Die Kundenrechner haben auch eine Adresse bezogen und tauchten zumindest in der Datenbank der DHCP-Services auf. Erst nachdem ich meinen Rechner wieder angesteckt hatte, war auch ich betroffen: Kein Dienst, weder Sharepoint, noch E-Mail, ja nichtmal Ping funktionierte mehr. Dank Wireshark erkannte ich schnell, dass DHCP-Anfragen zwar gesendet worden sind, aber keine anderen Pakete als DNS oder DHCP angekommen oder rausgegangen sind.

Das roch doch gewaltig nach der Firewall, die ich direkt als nächstes überprüfte. Ich stellte jedoch zu meiner Überraschung fest, dass die Windows-Firewall deaktiviert war. Stattdessen war eine Firewall installiert, welche zu der VPN-Software gehörte. In deren Einstellungen habe ich zunächst nichts bemerkenswertes entdeckt, es gab zwei Profile, wovon eines den Namen meiner Behörde trug, das andere trug den nichtssagenden Namen „Default“. Das letztere Profil war äußerst strikt ausgelegt und hat nur Verbindungen erlaubt, welche für den Aufbau eines Tunnels unerlässlich waren.

Hier kam ich dann langsam der Sache auf den Grund, denn ausgewählt war das Profil „Default.“ Das andere Profil sollte nämlich nur dann aktiviert werden, wenn der Client sich in einem freundlichen Netzwerk befände. Und dass wurde nicht erkannt.

Ich habe schnell die Kollegen vom Helpdesk darauf hingewiesen, dass kein Rechner neu gestartet werden darf. Wer betroffen war, solle über das VPN arbeiten.

Das dreiseitige Word-Dokument, welches unser VPN dokumentierte enthielt nichts über diese Funktionen, aber immerhin die Telefonnummer des Dienstleisters, der diese Lösung eingerichtet hat.
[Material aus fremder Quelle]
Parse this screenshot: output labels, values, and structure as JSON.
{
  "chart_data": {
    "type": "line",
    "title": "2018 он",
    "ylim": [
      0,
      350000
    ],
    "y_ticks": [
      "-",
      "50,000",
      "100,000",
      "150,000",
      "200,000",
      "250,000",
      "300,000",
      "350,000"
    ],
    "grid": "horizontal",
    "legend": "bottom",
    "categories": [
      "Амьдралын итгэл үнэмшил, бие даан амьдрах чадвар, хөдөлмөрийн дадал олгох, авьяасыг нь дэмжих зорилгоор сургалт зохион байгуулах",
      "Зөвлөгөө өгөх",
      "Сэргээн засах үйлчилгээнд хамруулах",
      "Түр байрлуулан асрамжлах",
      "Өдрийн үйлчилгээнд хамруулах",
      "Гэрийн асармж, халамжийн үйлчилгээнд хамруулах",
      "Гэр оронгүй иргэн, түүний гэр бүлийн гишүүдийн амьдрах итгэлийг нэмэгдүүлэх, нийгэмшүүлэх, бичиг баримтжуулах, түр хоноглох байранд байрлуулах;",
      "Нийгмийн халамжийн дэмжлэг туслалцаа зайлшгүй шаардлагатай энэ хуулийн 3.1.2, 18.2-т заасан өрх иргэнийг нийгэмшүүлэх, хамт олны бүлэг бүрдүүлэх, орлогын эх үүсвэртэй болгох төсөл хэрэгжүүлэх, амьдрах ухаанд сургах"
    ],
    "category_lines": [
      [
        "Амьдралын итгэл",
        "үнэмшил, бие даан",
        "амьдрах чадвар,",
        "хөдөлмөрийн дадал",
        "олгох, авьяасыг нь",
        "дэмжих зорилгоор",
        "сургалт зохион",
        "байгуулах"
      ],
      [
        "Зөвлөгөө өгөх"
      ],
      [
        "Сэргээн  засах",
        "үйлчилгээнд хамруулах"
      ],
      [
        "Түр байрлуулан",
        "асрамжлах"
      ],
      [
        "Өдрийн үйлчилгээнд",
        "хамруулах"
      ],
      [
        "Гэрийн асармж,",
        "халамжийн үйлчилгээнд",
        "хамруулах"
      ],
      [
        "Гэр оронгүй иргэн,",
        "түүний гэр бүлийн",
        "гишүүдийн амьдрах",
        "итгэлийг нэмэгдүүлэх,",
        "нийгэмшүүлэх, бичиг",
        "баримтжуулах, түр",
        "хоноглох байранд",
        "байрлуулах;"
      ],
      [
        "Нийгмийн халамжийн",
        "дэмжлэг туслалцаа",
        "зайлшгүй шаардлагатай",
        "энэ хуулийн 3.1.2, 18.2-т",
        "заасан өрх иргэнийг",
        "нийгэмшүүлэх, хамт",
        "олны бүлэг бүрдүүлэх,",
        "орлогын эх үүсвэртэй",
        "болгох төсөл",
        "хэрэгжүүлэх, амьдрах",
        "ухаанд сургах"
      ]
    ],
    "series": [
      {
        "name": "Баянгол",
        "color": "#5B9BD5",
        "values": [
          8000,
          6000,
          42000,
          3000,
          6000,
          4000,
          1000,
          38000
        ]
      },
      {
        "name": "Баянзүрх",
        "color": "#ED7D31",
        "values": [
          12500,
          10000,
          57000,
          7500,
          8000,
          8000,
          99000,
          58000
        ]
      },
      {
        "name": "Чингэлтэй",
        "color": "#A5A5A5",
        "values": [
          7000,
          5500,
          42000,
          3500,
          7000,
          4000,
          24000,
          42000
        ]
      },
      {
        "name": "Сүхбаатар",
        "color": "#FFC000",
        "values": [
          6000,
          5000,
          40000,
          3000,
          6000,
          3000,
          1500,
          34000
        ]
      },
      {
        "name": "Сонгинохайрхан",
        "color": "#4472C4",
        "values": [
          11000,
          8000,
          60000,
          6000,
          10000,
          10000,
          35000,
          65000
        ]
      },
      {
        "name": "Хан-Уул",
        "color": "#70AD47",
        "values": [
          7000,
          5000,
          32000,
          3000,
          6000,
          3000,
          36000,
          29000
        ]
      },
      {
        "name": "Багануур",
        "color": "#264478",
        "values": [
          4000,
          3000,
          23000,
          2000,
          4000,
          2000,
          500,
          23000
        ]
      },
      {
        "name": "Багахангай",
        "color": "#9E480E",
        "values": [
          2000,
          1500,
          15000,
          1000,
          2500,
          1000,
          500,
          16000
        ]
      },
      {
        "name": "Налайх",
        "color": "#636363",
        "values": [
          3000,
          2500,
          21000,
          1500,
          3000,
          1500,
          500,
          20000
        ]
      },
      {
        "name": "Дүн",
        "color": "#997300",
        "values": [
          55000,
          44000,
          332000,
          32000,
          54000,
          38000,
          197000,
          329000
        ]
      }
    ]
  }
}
Eine kurze Rückfrage bei dem Dienstleister hat ergeben, dass für unsere Behörde offenbar eine Sicherheitsfunktion aktiviert worden war, mit der das Behördennetz erkannt werden sollte. Hierbei wurde leider nicht die vertrauenswürdige Anmeldung an einen Server als Kriterium genutzt, sondern es wurden die IP-Adressen für DHCP und DNS hinterlegt; ebenjene Dienste, die gerade abgeschaltet und durch neue Maschinen ersetzt worden sind.

An dieser Stelle haben Manfred und ich ernsthaft überlegt, die alten Domain Controller wieder anzuwerfen, doch diese waren bereits demoted, zudem würde diese Maßnahme im Zweifel nicht einmal helfen, schließlich gab es jetzt weitere Domain Controller mit aktuellen Daten und einer neuen Domänenfunktionsebene.

Nach einer kurzen Diskussion mit dem Dienstleister sind wir zu dem Ergebnis gekommen, dass die genutzte Funktion zu Erkennung des Domänennetzwerks nicht wirklich sicher ist und wir lieber die Client-Server-basierte Lösung verwenden wollten, die sogar schon lizensiert worden war. Da die Clients zumindest im VPN arbeiten konnten, gab es auch eine Möglichkeit, wie eine neue Konfiguration auf die Geräte aufgespielt werden konnte, ohne diese in die Hand zu nehmen.

Die Serverkomponenten waren flugs installiert und nach dem Rollout einer neuen VPN-Konfiguration konnten alle Computer wieder in das Netz, was leider nur für die Kollegen galt, die auch wirklich einen VPN-Zugang hatten. Bei allen anderen musste entweder ein Kollege mit Zugriff aushelfen, oder der Helpdesk, verstärkt durch zwei kleinlaute Admins, antreten.

Was uns damals gekniffen hatte, war die Tatsache, dass die VPN-Lösung schlecht, und die „Erkennung freundlicher Netzwerke“ nirgends, dokumentiert war. Alle Clients in der gesamten Behörde waren mit der Software bespielt und haben nur darauf gewartet, dass Änderungen am Netzwerk vorgenommen werden.

Nachdem die Clients wieder arbeiten konnten, ergab eine weitere Untersuchung der VPN-Lösung, dass die Firewall nicht nur auf meinem, sondern auf allen Clients deaktiviert war, und die Firewall der VPN-Lösung kannte in unserer Konfiguration nur zwei Zustände: Offen in freundlichen Netzen und nahezu vollständig geschlossen in fremden Netzen. Das bedeutete aber auch, dass alle Clients im lokalen Netzwerk nahezu ungeschützt waren.

Besonders schlimm war an dieser Stelle, dass die Software in dem vorgefundenen Zustand einfach ausgetrickst werden konnte: Hatten DNS und DHCP die korrekte IP, machte der Client alle Schotten auf.

Die Aufarbeitung dieses Zwischenfalls hat uns noch eine Weile beschäftigt.